Norris had a strange weekend until Sunday, as he underperformed in sprint qualifying then was wiped out at the first corner of the sprint race itself, before qualifying a solid if slightly disappointing fifth for the grand prix.

However, as he did for the previous race in China - another weekend to feature a disappointing sprint race - Norris gathered things together and produced an excellent grand prix performance when it counted.

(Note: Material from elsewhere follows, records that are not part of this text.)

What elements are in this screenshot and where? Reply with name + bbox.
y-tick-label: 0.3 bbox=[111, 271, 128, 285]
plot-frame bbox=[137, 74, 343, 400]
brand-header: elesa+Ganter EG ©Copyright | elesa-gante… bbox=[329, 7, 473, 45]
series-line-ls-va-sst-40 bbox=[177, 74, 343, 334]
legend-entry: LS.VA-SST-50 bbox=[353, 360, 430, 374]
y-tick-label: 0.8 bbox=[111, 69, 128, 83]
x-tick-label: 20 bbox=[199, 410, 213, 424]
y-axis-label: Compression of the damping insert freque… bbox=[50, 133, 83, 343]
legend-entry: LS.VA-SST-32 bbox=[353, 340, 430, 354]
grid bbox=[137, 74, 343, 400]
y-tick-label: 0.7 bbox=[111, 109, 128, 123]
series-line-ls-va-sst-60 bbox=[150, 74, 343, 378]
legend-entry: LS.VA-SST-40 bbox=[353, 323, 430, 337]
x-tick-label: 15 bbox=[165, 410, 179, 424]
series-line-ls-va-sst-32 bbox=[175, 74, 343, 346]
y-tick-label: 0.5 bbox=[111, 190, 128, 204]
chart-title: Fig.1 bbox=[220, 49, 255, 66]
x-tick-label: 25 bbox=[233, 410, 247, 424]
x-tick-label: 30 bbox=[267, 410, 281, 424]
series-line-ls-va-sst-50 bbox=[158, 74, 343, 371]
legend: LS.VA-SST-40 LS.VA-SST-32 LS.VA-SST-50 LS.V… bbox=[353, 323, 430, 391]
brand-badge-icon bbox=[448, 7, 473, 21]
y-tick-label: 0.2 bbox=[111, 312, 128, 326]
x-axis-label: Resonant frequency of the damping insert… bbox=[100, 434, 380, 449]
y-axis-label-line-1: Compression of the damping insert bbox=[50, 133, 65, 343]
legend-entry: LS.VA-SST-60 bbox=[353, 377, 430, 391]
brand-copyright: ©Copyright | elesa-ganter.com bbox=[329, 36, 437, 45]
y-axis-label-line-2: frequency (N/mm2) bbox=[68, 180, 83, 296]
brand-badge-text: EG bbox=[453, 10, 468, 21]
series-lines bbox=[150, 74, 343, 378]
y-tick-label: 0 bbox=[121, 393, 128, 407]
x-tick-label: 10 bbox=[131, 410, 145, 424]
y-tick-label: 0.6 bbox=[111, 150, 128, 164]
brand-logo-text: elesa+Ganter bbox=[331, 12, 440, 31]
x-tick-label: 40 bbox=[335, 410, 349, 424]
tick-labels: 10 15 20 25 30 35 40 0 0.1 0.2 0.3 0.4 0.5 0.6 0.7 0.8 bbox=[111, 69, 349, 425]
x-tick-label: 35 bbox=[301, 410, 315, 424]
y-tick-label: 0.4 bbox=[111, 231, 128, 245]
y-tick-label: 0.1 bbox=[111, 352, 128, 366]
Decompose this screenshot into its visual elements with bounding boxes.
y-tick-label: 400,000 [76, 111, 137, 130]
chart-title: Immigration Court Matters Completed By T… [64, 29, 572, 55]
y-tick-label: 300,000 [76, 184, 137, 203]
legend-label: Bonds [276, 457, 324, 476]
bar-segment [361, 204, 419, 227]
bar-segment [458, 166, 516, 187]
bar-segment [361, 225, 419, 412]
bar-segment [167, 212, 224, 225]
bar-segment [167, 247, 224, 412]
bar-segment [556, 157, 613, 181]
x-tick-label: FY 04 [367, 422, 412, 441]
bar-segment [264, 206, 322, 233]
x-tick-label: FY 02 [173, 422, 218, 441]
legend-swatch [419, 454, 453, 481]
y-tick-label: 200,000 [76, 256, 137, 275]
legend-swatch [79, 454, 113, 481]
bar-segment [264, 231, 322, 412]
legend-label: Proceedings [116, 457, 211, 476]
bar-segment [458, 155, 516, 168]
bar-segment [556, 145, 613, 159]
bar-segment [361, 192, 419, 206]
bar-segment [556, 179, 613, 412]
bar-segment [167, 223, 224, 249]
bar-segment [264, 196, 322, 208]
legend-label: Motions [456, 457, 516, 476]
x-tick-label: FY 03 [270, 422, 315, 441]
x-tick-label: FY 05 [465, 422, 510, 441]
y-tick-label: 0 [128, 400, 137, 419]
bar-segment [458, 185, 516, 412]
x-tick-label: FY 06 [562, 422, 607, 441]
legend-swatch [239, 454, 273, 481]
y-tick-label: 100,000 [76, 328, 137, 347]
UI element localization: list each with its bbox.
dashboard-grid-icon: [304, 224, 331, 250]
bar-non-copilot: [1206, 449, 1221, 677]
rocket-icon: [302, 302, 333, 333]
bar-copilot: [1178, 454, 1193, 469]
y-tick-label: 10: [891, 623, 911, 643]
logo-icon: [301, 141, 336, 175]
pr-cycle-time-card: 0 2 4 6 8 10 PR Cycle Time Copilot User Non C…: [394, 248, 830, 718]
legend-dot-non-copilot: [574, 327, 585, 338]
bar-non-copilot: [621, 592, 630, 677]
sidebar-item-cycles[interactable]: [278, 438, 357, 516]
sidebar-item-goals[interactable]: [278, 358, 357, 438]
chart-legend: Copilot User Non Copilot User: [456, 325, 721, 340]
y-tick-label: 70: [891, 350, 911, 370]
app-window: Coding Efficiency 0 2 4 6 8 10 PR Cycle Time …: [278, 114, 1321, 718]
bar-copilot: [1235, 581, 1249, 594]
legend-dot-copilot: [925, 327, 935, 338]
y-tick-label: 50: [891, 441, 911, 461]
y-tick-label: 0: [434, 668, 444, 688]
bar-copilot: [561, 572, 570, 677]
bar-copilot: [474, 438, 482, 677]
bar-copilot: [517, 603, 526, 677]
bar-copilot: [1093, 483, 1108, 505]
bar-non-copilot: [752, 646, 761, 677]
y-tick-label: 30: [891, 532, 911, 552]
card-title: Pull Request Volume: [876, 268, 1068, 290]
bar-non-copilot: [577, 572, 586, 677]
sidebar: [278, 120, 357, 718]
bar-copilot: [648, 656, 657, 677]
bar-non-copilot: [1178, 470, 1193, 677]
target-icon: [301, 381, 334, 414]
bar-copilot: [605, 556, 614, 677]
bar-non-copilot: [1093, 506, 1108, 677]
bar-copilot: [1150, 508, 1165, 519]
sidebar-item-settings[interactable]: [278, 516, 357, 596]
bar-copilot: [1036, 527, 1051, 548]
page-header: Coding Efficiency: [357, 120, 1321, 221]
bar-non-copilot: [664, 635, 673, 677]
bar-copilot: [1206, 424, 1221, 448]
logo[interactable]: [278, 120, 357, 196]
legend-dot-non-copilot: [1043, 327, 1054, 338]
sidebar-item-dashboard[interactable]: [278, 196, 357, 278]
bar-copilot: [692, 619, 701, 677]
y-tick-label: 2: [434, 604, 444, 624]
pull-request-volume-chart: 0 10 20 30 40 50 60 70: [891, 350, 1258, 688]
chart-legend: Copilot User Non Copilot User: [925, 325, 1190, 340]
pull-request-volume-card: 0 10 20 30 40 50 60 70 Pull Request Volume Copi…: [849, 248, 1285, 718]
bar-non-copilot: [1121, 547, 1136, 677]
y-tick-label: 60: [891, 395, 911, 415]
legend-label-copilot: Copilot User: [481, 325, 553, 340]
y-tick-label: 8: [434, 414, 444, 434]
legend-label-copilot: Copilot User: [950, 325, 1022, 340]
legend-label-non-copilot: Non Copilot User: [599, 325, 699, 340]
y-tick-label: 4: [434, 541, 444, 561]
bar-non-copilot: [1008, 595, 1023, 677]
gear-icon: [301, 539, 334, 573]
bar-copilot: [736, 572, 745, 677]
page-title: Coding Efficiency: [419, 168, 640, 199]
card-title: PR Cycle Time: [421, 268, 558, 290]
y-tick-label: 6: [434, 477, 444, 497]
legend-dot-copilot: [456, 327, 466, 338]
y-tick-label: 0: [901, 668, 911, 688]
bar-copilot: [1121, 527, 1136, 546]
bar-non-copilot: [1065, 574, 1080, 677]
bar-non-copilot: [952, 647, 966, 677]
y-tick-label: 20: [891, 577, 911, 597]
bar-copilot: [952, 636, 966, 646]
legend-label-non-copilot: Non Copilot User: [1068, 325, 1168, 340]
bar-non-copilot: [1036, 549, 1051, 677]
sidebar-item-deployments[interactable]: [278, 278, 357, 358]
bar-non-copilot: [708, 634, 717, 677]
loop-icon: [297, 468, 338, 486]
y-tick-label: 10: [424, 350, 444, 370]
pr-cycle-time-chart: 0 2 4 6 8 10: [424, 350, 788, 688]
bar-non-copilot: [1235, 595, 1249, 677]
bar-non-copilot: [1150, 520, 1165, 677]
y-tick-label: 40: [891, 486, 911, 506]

And while it was not a perfect weekend from start to finish, Stella believes Norris is reaping rewards this year from a better approach.

“Credit to Lando that he kept developing,” Stella says. “He developed over the winter, especially looking at improving in qualifying, delivering laps that sometimes don't have to be 100%.

“When you have a fast car, just be there. And I think he's doing that.

“I also have to say his race management is now very mature. As soon as he saw there wasn't much to do after the first lap, he started to save tyres, because he knew his race would come at some stage.

“Then the pace he was able to pull off once the cars ahead of him pitted, that was quite incredible.

“So, fast in qualifying, even sometimes pacing himself, and very mature in the race in terms of getting the most out of the material he has.”